Como já ressaltado anteriormente, por ser uma série de humor, a narrativa conta com personagens caricatos para reforçar de forma às vezes exageradas um tipo de estereótipo de um personagem. Há o estereótipo da gótica, presente no primeiro episódio da série, o do nerd, dos amigos que vivem um “bromance”, da blogueira, da mulher lésbica masculinizada. Nesse caso, o produto em suas representações acaba reforçando, através do deboche e de situações que beiram o ridículo, generalizações usadas que se consolidaram ao longo dos anos.

O humor é mais aberto em utilizar personagens estereotipados para a construção da sua narrativa, pois as situações construídas de forma cômica e que beiram o ridículo são propositais do storyline. Sendo assim, o storyline da websérie  apresenta Ana, “a desejada”, que depois do fim de uma longa relação, lançou-se de cabeça num novo mundo de romance digital, instalando o Appaixonados, decidida a dizer sim a todas as oportunidades. De certo modo fica mais fácil a identificação do telespectador com determinadas situações que Ana passa, como o encontro com seu ex, gerando uma reação exagerada nela. 

Por fim destaca-se o recurso da ampliação do horizonte do público. Por sua narrativa, há a possibilidade de surgir debates acerca de alguns temas que a narrativa levante, principalmente no uso da tecnologia e nas relações interpessoais, que vem se tornando diferentes por conta dessas tecnologias e aplicativos de “pegação” e encontros. A diversidade como recurso se apresenta dentro do recurso da ampliação, já que propõe a Ana e aos telespectadores conhecerem outros pontos de vista e outras pessoas com diferentes opiniões e características. Muito provavelmente essas discussões provocadas pela série não irá mudar de forma drástica a visão de mundo do telespectador, mas de certo modo há sim a presença de debates que podem ser extraídos dessa narrativa. 

Na mensagem audiovisual, a originalidade e a criatividade se fazem presentes pelo tipo de formato com que a série trabalha. A série demanda a participação do público e constrói sua narrativa a partir disso. Apesar de seu formato não ser original e totalmente inovador, a forma com que a série constrói sua narrativa e desenvolve a interação do público moldando suas escolhas para as escolhas de Ana é original e criativa, representando o conceito experimental com que o projeto da RTP Lab se propõe a trabalhar em suas produções.  

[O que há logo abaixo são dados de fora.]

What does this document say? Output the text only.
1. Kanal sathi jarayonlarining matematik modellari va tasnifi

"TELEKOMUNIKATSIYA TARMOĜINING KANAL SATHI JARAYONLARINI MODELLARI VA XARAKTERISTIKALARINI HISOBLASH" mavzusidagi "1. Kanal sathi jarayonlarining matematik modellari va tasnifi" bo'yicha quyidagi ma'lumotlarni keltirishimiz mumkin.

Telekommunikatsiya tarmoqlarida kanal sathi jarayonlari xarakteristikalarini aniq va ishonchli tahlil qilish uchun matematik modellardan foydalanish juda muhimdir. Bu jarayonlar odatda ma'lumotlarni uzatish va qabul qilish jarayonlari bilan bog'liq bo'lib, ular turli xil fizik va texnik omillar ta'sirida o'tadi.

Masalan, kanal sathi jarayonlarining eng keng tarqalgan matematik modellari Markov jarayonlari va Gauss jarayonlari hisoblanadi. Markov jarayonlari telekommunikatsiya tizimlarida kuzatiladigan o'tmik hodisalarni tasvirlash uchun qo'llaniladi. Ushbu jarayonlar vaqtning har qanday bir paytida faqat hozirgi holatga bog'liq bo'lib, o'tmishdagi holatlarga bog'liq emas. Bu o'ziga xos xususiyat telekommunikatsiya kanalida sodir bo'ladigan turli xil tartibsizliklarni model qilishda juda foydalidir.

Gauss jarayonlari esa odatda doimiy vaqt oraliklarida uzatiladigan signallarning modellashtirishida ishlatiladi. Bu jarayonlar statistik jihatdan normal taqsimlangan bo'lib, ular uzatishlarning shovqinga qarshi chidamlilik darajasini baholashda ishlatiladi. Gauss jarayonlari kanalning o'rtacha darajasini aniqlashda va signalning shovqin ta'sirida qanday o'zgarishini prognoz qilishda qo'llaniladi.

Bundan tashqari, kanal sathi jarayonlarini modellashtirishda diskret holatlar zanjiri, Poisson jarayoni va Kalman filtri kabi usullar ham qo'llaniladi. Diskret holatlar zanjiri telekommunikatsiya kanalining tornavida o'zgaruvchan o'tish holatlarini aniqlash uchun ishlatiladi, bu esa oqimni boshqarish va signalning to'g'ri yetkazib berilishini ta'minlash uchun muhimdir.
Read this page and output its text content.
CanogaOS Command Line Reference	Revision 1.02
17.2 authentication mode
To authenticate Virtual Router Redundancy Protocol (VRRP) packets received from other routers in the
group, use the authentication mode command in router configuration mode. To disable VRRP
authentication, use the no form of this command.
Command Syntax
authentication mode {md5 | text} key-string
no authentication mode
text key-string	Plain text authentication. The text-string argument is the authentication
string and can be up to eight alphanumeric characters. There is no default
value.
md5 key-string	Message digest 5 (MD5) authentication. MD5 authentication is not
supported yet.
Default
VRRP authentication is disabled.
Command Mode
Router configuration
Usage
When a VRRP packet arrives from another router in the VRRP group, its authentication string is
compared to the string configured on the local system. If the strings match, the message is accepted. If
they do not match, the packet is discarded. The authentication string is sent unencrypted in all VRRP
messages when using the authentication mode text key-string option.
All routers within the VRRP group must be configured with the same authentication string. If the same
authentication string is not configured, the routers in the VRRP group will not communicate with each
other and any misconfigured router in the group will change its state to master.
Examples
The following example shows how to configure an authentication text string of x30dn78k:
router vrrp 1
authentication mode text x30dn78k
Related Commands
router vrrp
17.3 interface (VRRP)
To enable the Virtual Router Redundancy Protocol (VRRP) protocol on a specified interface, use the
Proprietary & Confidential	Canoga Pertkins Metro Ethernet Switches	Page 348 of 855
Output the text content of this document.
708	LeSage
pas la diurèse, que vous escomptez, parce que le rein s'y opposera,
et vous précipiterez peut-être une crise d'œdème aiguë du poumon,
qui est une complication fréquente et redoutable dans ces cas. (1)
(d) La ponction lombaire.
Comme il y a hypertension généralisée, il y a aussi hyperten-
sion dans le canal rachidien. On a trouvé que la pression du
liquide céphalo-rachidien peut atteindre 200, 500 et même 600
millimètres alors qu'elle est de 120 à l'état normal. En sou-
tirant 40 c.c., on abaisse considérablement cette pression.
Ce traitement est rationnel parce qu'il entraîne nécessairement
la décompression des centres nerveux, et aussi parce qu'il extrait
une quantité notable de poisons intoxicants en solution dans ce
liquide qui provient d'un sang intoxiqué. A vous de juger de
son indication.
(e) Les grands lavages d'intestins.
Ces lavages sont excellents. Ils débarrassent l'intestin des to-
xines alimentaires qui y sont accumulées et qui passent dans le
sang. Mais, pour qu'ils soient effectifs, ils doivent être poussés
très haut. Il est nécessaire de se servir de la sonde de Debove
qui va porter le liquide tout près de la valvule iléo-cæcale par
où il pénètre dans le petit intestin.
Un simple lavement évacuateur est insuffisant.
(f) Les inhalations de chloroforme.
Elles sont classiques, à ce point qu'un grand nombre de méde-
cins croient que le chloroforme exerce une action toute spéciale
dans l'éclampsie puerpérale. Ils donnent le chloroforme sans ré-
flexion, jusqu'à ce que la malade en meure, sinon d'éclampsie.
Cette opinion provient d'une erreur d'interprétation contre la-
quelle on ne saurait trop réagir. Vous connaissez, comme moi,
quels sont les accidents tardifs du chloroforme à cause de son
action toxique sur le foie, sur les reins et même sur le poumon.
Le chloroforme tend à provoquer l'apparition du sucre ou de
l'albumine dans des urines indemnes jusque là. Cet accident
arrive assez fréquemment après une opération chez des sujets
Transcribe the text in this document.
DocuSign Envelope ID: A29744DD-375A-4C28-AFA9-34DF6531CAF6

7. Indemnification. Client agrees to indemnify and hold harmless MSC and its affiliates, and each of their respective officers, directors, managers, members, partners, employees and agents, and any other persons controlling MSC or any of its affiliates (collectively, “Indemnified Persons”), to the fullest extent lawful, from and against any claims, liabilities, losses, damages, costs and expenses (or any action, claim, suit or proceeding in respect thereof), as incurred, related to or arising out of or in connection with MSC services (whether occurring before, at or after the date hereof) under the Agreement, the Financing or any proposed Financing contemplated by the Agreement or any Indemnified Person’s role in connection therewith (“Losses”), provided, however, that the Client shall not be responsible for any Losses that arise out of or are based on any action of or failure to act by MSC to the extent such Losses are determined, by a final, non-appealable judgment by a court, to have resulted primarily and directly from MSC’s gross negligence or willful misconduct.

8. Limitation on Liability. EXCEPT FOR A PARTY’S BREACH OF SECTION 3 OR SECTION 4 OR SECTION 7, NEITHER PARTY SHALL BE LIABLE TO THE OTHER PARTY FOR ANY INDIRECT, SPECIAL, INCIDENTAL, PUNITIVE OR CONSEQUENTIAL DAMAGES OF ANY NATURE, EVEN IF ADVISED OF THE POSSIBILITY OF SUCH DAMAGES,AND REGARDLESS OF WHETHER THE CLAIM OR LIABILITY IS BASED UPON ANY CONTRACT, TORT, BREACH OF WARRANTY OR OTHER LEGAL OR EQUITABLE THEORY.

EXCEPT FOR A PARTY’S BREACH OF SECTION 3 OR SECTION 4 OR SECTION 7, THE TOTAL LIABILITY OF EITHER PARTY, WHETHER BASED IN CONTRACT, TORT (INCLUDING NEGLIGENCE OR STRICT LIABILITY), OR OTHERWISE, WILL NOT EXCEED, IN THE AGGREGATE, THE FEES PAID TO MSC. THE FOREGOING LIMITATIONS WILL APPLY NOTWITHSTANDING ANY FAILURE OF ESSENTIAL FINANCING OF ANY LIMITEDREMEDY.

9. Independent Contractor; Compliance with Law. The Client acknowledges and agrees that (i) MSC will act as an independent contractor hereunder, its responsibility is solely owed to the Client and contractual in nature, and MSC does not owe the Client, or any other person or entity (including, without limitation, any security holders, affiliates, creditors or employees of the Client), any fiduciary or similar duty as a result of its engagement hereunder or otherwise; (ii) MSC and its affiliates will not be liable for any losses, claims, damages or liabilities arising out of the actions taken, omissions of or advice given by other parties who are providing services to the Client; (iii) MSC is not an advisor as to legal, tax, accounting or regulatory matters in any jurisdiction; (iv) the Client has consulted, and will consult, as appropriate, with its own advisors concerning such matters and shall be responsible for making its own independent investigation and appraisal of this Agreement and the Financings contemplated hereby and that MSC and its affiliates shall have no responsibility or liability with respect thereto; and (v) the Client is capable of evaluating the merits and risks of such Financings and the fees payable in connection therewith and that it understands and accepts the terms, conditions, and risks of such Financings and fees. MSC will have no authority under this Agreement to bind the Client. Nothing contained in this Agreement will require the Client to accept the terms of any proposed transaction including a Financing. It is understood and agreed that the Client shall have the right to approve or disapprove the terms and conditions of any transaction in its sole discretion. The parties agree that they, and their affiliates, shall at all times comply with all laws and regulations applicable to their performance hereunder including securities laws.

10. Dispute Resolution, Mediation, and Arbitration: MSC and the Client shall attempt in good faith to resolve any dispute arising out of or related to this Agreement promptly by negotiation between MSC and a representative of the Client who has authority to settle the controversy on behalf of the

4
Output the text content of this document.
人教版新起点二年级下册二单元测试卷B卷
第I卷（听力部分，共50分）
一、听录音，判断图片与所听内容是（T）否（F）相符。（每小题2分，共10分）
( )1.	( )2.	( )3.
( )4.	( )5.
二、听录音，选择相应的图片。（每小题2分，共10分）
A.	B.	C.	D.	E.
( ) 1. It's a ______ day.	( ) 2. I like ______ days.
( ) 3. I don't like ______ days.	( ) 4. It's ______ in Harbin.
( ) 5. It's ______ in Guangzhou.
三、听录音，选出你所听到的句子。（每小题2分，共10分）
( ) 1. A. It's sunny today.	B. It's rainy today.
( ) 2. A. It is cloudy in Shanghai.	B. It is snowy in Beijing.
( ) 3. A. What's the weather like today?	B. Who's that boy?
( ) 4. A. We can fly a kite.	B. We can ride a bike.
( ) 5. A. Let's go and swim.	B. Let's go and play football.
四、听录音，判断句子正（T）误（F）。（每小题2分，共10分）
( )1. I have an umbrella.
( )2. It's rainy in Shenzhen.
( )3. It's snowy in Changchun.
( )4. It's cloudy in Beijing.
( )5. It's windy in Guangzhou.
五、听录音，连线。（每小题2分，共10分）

O objeto de análise é bem sucedido ao ser um produto experimental original e criativo, adequando sua narrativa aos moldes do público e explorando um formato diferente e sendo objetivo em afirmar que essa é uma série sobre aplicativos de relacionamento, em que acompanhamos uma pessoa em sua jornada por um desses aplicativos. Sendo assim, a websérie é eficaz no uso do parâmetro da clareza da proposta, ao entregar uma proposta original e instigante.

Aqui encontra-se também o diálogo entre plataformas, já que APPaixonados é um produto inteiramente transmídia feito justamente para acontecer o diálogo entre as plataformas multimídias, as redes sociais e os novos meios on demand, sendo assim, encontra-se aqui presente nesse produto, a participação ativa do público, que como já dito, moldou a narrativa da série ao decidir em cada episódio qual seria o “destino” de Ana e com quem ela se encontraria no aplicativo durante a série. Diferente de produtos feitos para a TV, que pouco são abertos para a participação do público, APPaixonados se consolida como uma produção transmídia e é um dos produtos experimentais da plataforma inovadora da RTP Lab, bem como um projeto ambicioso em criar um forte diálogo com o público de maneira descontraída e divertida.